Gakkou ja Oshierarenai!
(Something the School Cannot Teach!)
Genre: School, Comedy, Romance
Air Dates: Every Tuesdays @ 10:00 pm, 07.15.2008 – 09.16.2008
Starring: Kyoko Fukada, Shosuke Tanihara, Ran Ito, Aoi Nakamura, Aki Asakura (and others…)
More Info: D-Addicts Wiki
[SIDENOTE] This is my first Japanese TV drama (or J-dorama as most foreign fans would call it… I just simply call it J-drama) review I’m posting up here in my site. Just to let everyone know that the reviews I’m posting are not in particular order. I’m not a “new fan,” so to speak, but a returning fan who decided to write what I think of the stories I’ve watched. The dramas I’m reviewing are not in any particular order since I just started today and watched these awhile ago, just a sidenote.
An exclusive private all-girls high school recently became an integrated school, meaning boys are now allowed admission to the school due to low enrollment, which can threaten the school to close. As a test run, the school admitted five boys to first year level. In the meantime, an enthusiastic 3rd-year English teacher named Mai Aida decided to open a Social Dance Club in order to help the boys adjust to their new school life and included five other girls who did not join any other school clubs to complete the club’s first run.

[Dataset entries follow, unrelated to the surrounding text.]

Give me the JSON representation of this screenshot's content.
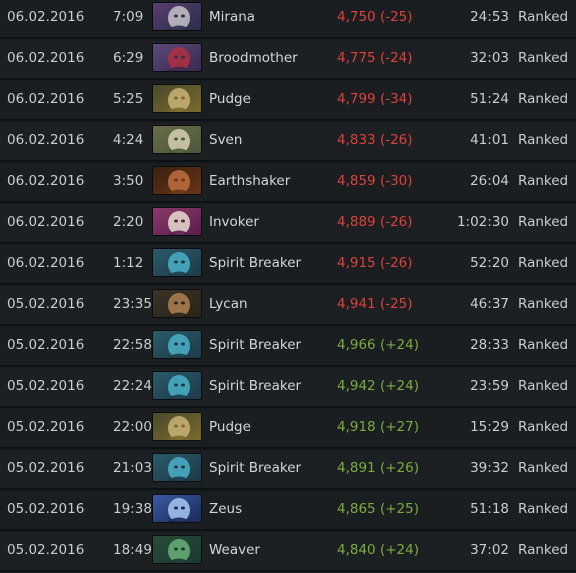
{
  "matches": [
    {
      "date": "06.02.2016",
      "time": "7:09",
      "hero": "Mirana",
      "mmr": "4,750 (-25)",
      "result": "loss",
      "duration": "24:53",
      "mode": "Ranked",
      "portrait_icon": "mirana-portrait-icon",
      "colors": [
        "#2a2f4a",
        "#c7c2c8",
        "#5a3d6e"
      ]
    },
    {
      "date": "06.02.2016",
      "time": "6:29",
      "hero": "Broodmother",
      "mmr": "4,775 (-24)",
      "result": "loss",
      "duration": "32:03",
      "mode": "Ranked",
      "portrait_icon": "broodmother-portrait-icon",
      "colors": [
        "#3a2a4e",
        "#b03040",
        "#5b4a7a"
      ]
    },
    {
      "date": "06.02.2016",
      "time": "5:25",
      "hero": "Pudge",
      "mmr": "4,799 (-34)",
      "result": "loss",
      "duration": "51:24",
      "mode": "Ranked",
      "portrait_icon": "pudge-portrait-icon",
      "colors": [
        "#7a6a30",
        "#c9b474",
        "#4a4a2a"
      ]
    },
    {
      "date": "06.02.2016",
      "time": "4:24",
      "hero": "Sven",
      "mmr": "4,833 (-26)",
      "result": "loss",
      "duration": "41:01",
      "mode": "Ranked",
      "portrait_icon": "sven-portrait-icon",
      "colors": [
        "#4a5a3a",
        "#d8d0b4",
        "#6a6b4a"
      ]
    },
    {
      "date": "06.02.2016",
      "time": "3:50",
      "hero": "Earthshaker",
      "mmr": "4,859 (-30)",
      "result": "loss",
      "duration": "26:04",
      "mode": "Ranked",
      "portrait_icon": "earthshaker-portrait-icon",
      "colors": [
        "#6a3418",
        "#c07040",
        "#3a2010"
      ]
    },
    {
      "date": "06.02.2016",
      "time": "2:20",
      "hero": "Invoker",
      "mmr": "4,889 (-26)",
      "result": "loss",
      "duration": "1:02:30",
      "mode": "Ranked",
      "portrait_icon": "invoker-portrait-icon",
      "colors": [
        "#5a1e4a",
        "#e8dcd0",
        "#8a3a6a"
      ]
    },
    {
      "date": "06.02.2016",
      "time": "1:12",
      "hero": "Spirit Breaker",
      "mmr": "4,915 (-26)",
      "result": "loss",
      "duration": "52:20",
      "mode": "Ranked",
      "portrait_icon": "spirit-breaker-portrait-icon",
      "colors": [
        "#1e3a48",
        "#4ab0c8",
        "#2a5a6a"
      ]
    },
    {
      "date": "05.02.2016",
      "time": "23:35",
      "hero": "Lycan",
      "mmr": "4,941 (-25)",
      "result": "loss",
      "duration": "46:37",
      "mode": "Ranked",
      "portrait_icon": "lycan-portrait-icon",
      "colors": [
        "#2a2418",
        "#b08050",
        "#3a3428"
      ]
    },
    {
      "date": "05.02.2016",
      "time": "22:58",
      "hero": "Spirit Breaker",
      "mmr": "4,966 (+24)",
      "result": "win",
      "duration": "28:33",
      "mode": "Ranked",
      "portrait_icon": "spirit-breaker-portrait-icon",
      "colors": [
        "#1e3a48",
        "#4ab0c8",
        "#2a5a6a"
      ]
    },
    {
      "date": "05.02.2016",
      "time": "22:24",
      "hero": "Spirit Breaker",
      "mmr": "4,942 (+24)",
      "result": "win",
      "duration": "23:59",
      "mode": "Ranked",
      "portrait_icon": "spirit-breaker-portrait-icon",
      "colors": [
        "#1e3a48",
        "#4ab0c8",
        "#2a5a6a"
      ]
    },
    {
      "date": "05.02.2016",
      "time": "22:00",
      "hero": "Pudge",
      "mmr": "4,918 (+27)",
      "result": "win",
      "duration": "15:29",
      "mode": "Ranked",
      "portrait_icon": "pudge-portrait-icon",
      "colors": [
        "#7a6a30",
        "#c9b474",
        "#4a4a2a"
      ]
    },
    {
      "date": "05.02.2016",
      "time": "21:03",
      "hero": "Spirit Breaker",
      "mmr": "4,891 (+26)",
      "result": "win",
      "duration": "39:32",
      "mode": "Ranked",
      "portrait_icon": "spirit-breaker-portrait-icon",
      "colors": [
        "#1e3a48",
        "#4ab0c8",
        "#2a5a6a"
      ]
    },
    {
      "date": "05.02.2016",
      "time": "19:38",
      "hero": "Zeus",
      "mmr": "4,865 (+25)",
      "result": "win",
      "duration": "51:18",
      "mode": "Ranked",
      "portrait_icon": "zeus-portrait-icon",
      "colors": [
        "#1a2a5a",
        "#a8c8f0",
        "#3a5aa0"
      ]
    },
    {
      "date": "05.02.2016",
      "time": "18:49",
      "hero": "Weaver",
      "mmr": "4,840 (+24)",
      "result": "win",
      "duration": "37:02",
      "mode": "Ranked",
      "portrait_icon": "weaver-portrait-icon",
      "colors": [
        "#1a3a30",
        "#6ab07a",
        "#2a4a3a"
      ]
    }
  ],
  "theme": {
    "loss_color": "#e0403a",
    "win_color": "#79ad3d",
    "text_color": "#c9cdd0",
    "background": "#181c1f"
  }
}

Through peer pressure, adolescence, experiencing issues many high school kids face, as well as facing major traditionalism among the staff and the rest of the student body, the ten students and the teacher in the Social Dance Club are the focus of the story.
I actually enjoyed the story, regardless of some strange scenes. I wouldn’t recommend this series for the underaged due to mild adult situations and depicting somewhat controversial issues such as family issues, teen pregnancy, sex, and mild homosexuality. If you’re in to the major slice of life type of shoujo manga-esque stories with a bit of fun and flair here and there, then I would recommend this one. (Apparently, this isn’t based on a shoujo manga like many J-dramas we’ve seen)
I was a fan of Kyoko Fukada when I used to be very heavy with J-pop and J-dramas about three or so years ago, which prompted me to watch the series, plus I like school-related stories, most especially if they’re comedies. What sort of turned me off here was Fukada’s acting of Mai Aida. Maybe the screenwriters wrote Mai Aida’s character as a somewhat aloof and carefree Disney-fanatic English teacher, but somehow Fukada’s acting didn’t convince me as she usually would in the past. I guess I’m having trouble seeing her in a teacher role, but then again I haven’t seen much of her work as of late. Maybe I need to watch more dramas with her in it.
There are some new stars that I’m unfamiliar with (but now I’m familiar with them somewhat) that I found quite impressive. I liked the chemistry going on between Kazuki Mizuki (played by Aoi Nakamura) and Hitomi Kenjo (played by Aki Asakura), and I also found Tomu Nishikawa (played by Win Morisaki) completely full of energy. The extra 3.2 star was awarded to them in this review. All the rest, I think the storyline could be a bit more improved, but I did like how the story ended.
I did find the Disney-related mentionables throughout the story, in which Disney fanatic Mai Aida uses Disney elements to compare and teach a valuable lesson to her students and even to the principal of the school. For instance, she began naming the principal’s aquarium fish from the characters of Disney’s 3D-animated film Finding Nemo. In addition, she always imagined seeing her social dance club students being a prince and princess blooming, just like in classic Disney movies like Beauty and the Beast, Aladdin, and Mulan. Even though that was cute and clever, I wished the story would have steer their focus away from that and more towards the characters important to the story.
Granted that I saw this at a streamlining media site (I know it’s illegal but I’m too lazy to download both the raw file and the soft subs (or hard-subbed files even)), fansubbed in English, one thing that gave me the minus (it could have been a 3.5) was the subtitling itself. For instance, their romanization and the translation of the title is wrong, there were a lot of typos, incorrect/inaccurate translations, and unnecessary sidenotes which they can just use an actual translation in place of that unnecessary sidenote. Seeing these are one of my pet peeves with fansubbers in general whether they were translating something in Japanese or not. Here’s a general example of what I mean by an “unnecessary sidenote”:
Subtitle: I found my keitai, finally!
Sidenote: (usually above the screen) “keitai = cellphone”
Please! Why not just say “I found my cellphone, finally!”? The purpose of subtitling these shows so it can reach a wider audience and understand the storyline itself, not for the fansubbers to show off their so-called skill of the Japanese language or their skill of just subtitling in general. What’s the point? If any, a sidenote can be added if there was something in the Japanese dialogue that was absolutely foreign to a non-Japanese, such as a cultural day, a popular Japanese proverb, and something similar to that. In all honesty I have seen a lot of badly-fansubbed Japanese dramas and sadly, this was one of them.
Like I said, if you like school-setting comedies, I suggest you watch this series. Other than the bad subtitles and some of the cliches, I couldn’t give a high rating on this one.